Since the Friars were recently connected to the shortstop market generally and Xander Bogaerts specifically, it’s not shocking that they would have some degree of interest in Turner as well. However, despite the “Big Four” shortstops often being lumped together, there’s a difference between them. MLBTR predicted Turner and Carlos Correa to earn $32MM per season or higher while Bogaerts is projected at an average annual value of $27MM and Dansby Swanson at $22MM.
Those might seem like small differences but they are magnified for a Padres team that paid the competitive balance tax in each of the past two years. The CBT system features escalating penalties for repeat payors, with a third consecutive year over the line resulting in a 50% tax for every dollar over. The Padres currently have a CBT number of $230MM, according to Roster Resource, just $3MM shy of this year’s lowest luxury tax threshold of $233MM. The second threshold is $253MM, something that the Padres would certainly go over if they add one of the top shortstops, at which point their spending would be subject to a 62% tax.
Since the Padres are also looking to upgrade their rotation, it’s always seemed hard to picture them laying out a huge contract for a shortstop and paying such a tax premium to do so.
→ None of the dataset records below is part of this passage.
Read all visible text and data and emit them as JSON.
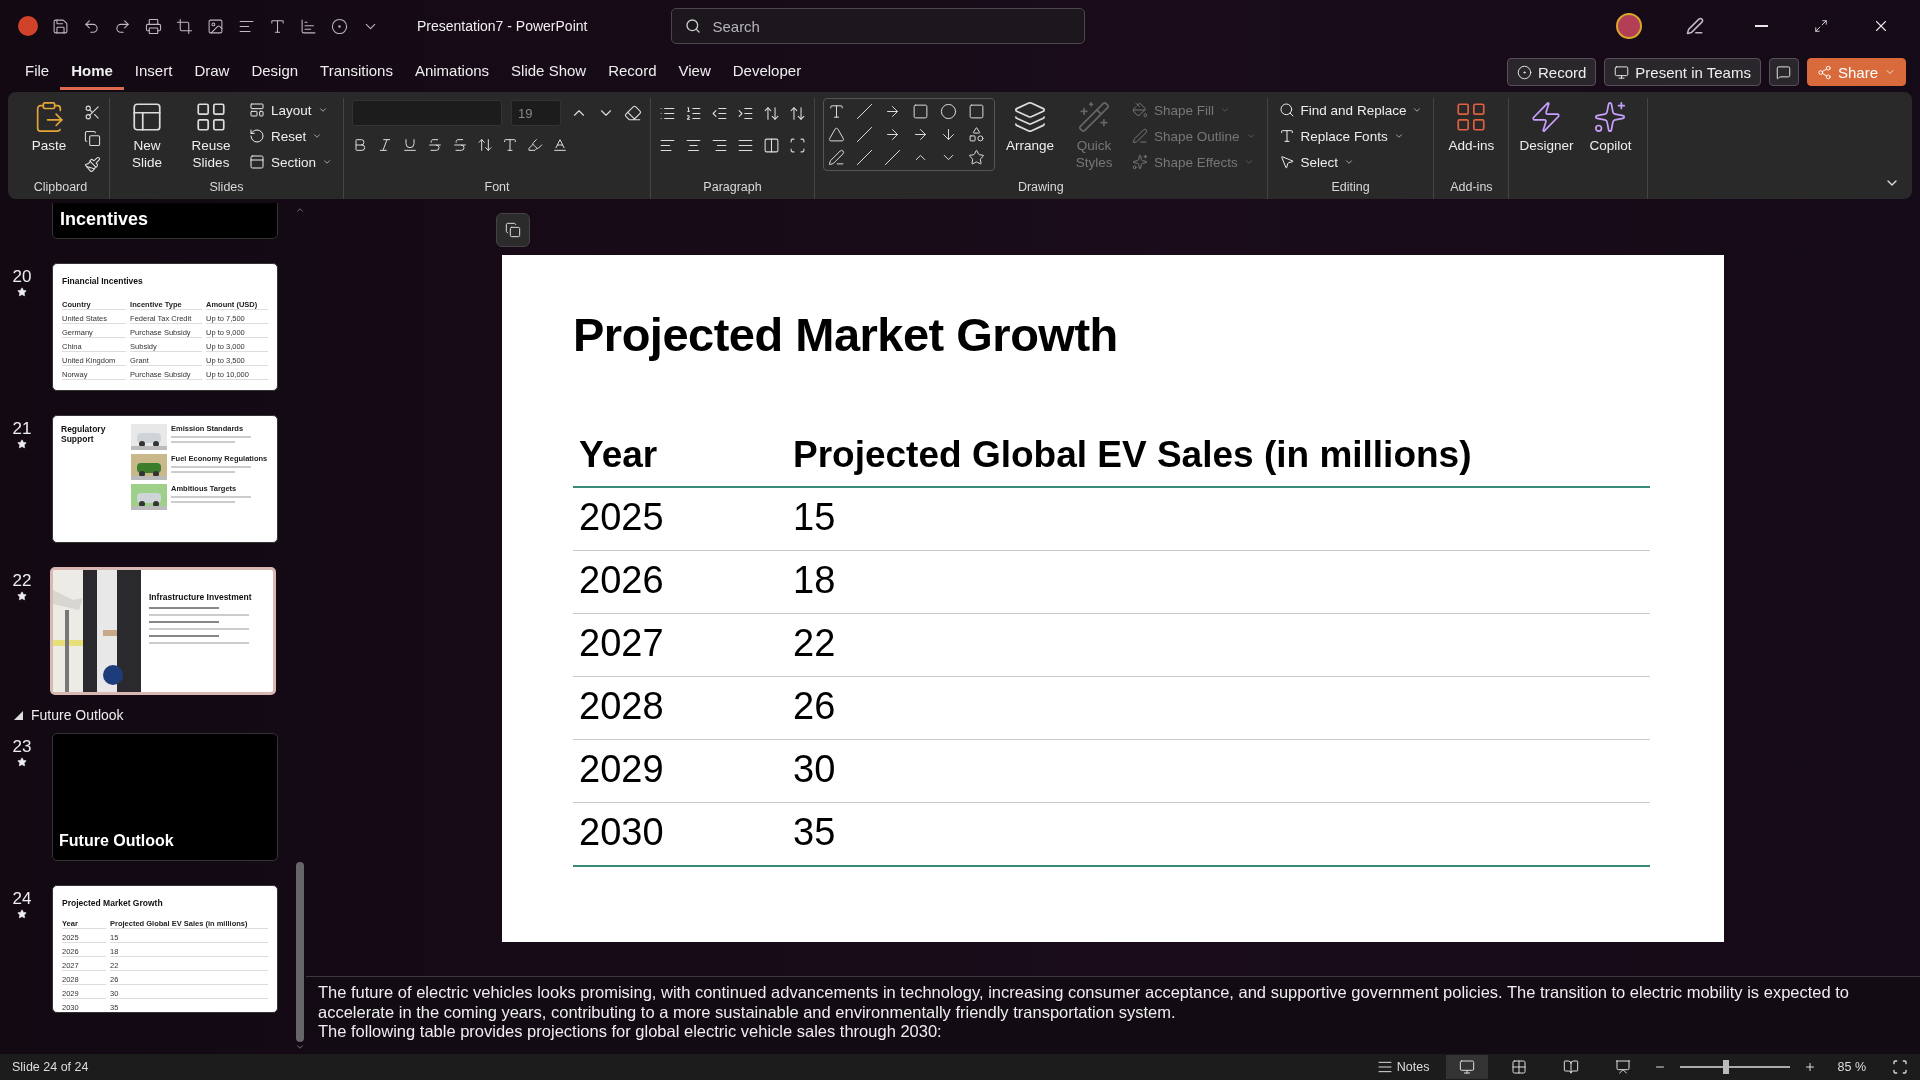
{
  "title_bar": {
    "title": "Presentation7  -  PowerPoint",
    "search": {
      "placeholder": "Search"
    }
  },
  "menu_tabs": [
    {
      "label": "File",
      "selected": false
    },
    {
      "label": "Home",
      "selected": true
    },
    {
      "label": "Insert",
      "selected": false
    },
    {
      "label": "Draw",
      "selected": false
    },
    {
      "label": "Design",
      "selected": false
    },
    {
      "label": "Transitions",
      "selected": false
    },
    {
      "label": "Animations",
      "selected": false
    },
    {
      "label": "Slide Show",
      "selected": false
    },
    {
      "label": "Record",
      "selected": false
    },
    {
      "label": "View",
      "selected": false
    },
    {
      "label": "Developer",
      "selected": false
    }
  ],
  "tab_actions": [
    {
      "label": "Record",
      "kind": "record"
    },
    {
      "label": "Present in Teams",
      "kind": "teams"
    },
    {
      "label": "Share",
      "kind": "share"
    }
  ],
  "ribbon": [
    {
      "kind": "clipboard",
      "title": "Clipboard",
      "buttons": [
        {
          "label": "Paste",
          "kind": "large",
          "disabled": false
        }
      ]
    },
    {
      "kind": "slides",
      "title": "Slides",
      "buttons": [
        {
          "label": "New Slide",
          "kind": "large",
          "disabled": false
        },
        {
          "label": "Reuse Slides",
          "kind": "large",
          "disabled": false
        },
        {
          "label": "Layout",
          "kind": "small",
          "disabled": false
        },
        {
          "label": "Reset",
          "kind": "small",
          "disabled": false
        },
        {
          "label": "Section",
          "kind": "small",
          "disabled": false
        }
      ]
    },
    {
      "kind": "font",
      "title": "Font",
      "font_size": "19"
    },
    {
      "kind": "paragraph",
      "title": "Paragraph"
    },
    {
      "kind": "drawing",
      "title": "Drawing",
      "buttons": [
        {
          "label": "Arrange",
          "kind": "large",
          "disabled": false
        },
        {
          "label": "Quick Styles",
          "kind": "large",
          "disabled": true
        },
        {
          "label": "Shape Fill",
          "kind": "small",
          "disabled": true
        },
        {
          "label": "Shape Outline",
          "kind": "small",
          "disabled": true
        },
        {
          "label": "Shape Effects",
          "kind": "small",
          "disabled": true
        }
      ]
    },
    {
      "kind": "editing",
      "title": "Editing",
      "buttons": [
        {
          "label": "Find and Replace",
          "kind": "small",
          "disabled": false
        },
        {
          "label": "Replace Fonts",
          "kind": "small",
          "disabled": false
        },
        {
          "label": "Select",
          "kind": "small",
          "disabled": false
        }
      ]
    },
    {
      "kind": "addins",
      "title": "Add-ins",
      "buttons": [
        {
          "label": "Add-ins",
          "kind": "large",
          "disabled": false
        }
      ]
    },
    {
      "kind": "ai",
      "buttons": [
        {
          "label": "Designer",
          "kind": "large",
          "disabled": false
        },
        {
          "label": "Copilot",
          "kind": "large",
          "disabled": false
        }
      ]
    }
  ],
  "slides_panel": [
    {
      "kind": "partial",
      "title": "Incentives"
    },
    {
      "kind": "table",
      "number": "20",
      "selected": false,
      "title": "Financial Incentives",
      "columns": [
        "Country",
        "Incentive Type",
        "Amount (USD)"
      ],
      "rows": [
        [
          "United States",
          "Federal Tax Credit",
          "Up to 7,500"
        ],
        [
          "Germany",
          "Purchase Subsidy",
          "Up to 9,000"
        ],
        [
          "China",
          "Subsidy",
          "Up to 3,000"
        ],
        [
          "United Kingdom",
          "Grant",
          "Up to 3,500"
        ],
        [
          "Norway",
          "Purchase Subsidy",
          "Up to 10,000"
        ]
      ]
    },
    {
      "kind": "regulatory",
      "number": "21",
      "selected": false,
      "title": "Regulatory Support",
      "items": [
        "Emission Standards",
        "Fuel Economy Regulations",
        "Ambitious Targets"
      ]
    },
    {
      "kind": "infrastructure",
      "number": "22",
      "selected": true,
      "title": "Infrastructure Investment"
    },
    {
      "kind": "section",
      "label": "Future Outlook",
      "expanded": true
    },
    {
      "kind": "section-title",
      "number": "23",
      "selected": false,
      "title": "Future Outlook"
    },
    {
      "kind": "table",
      "number": "24",
      "selected": false,
      "title": "Projected Market Growth",
      "columns": [
        "Year",
        "Projected Global EV Sales (in millions)"
      ],
      "rows": [
        [
          "2025",
          "15"
        ],
        [
          "2026",
          "18"
        ],
        [
          "2027",
          "22"
        ],
        [
          "2028",
          "26"
        ],
        [
          "2029",
          "30"
        ],
        [
          "2030",
          "35"
        ]
      ]
    }
  ],
  "slide": {
    "title": "Projected Market Growth",
    "columns": [
      "Year",
      "Projected Global EV Sales (in millions)"
    ],
    "rows": [
      [
        "2025",
        "15"
      ],
      [
        "2026",
        "18"
      ],
      [
        "2027",
        "22"
      ],
      [
        "2028",
        "26"
      ],
      [
        "2029",
        "30"
      ],
      [
        "2030",
        "35"
      ]
    ]
  },
  "notes": [
    "The future of electric vehicles looks promising, with continued advancements in technology, increasing consumer acceptance, and supportive government policies. The transition to electric mobility is expected to accelerate in the coming years, contributing to a more sustainable and environmentally friendly transportation system.",
    "The following table provides projections for global electric vehicle sales through 2030:"
  ],
  "status_bar": {
    "slide_info": "Slide 24 of 24",
    "notes_label": "Notes",
    "views": [
      {
        "selected": true
      },
      {
        "selected": false
      },
      {
        "selected": false
      },
      {
        "selected": false
      }
    ],
    "zoom": {
      "level": 0.42,
      "reading": "85 %"
    }
  }
}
There’s also the on-field fit, which isn’t super smooth since they have Ha-Seong Kim and Fernando Tatis Jr. as shortstop options. It’s been suggested they could add a shortstop and play Kim at second, Jake Cronenworth at first base and Tatis in the outfield, but it’s probably easier to just sign a first baseman or a left fielder.
Elsewhere in Padres news, Rosenthal reports in a separate column that the club is likely to re-sign reliever Craig Stammen. The veteran, who turns 39 in March, recently spoke about his desire to return in 2023 despite dealing with a shoulder injury in the second half of the season. He’s been in San Diego for six seasons now and it seems like there’s interest on both sides in making it seven.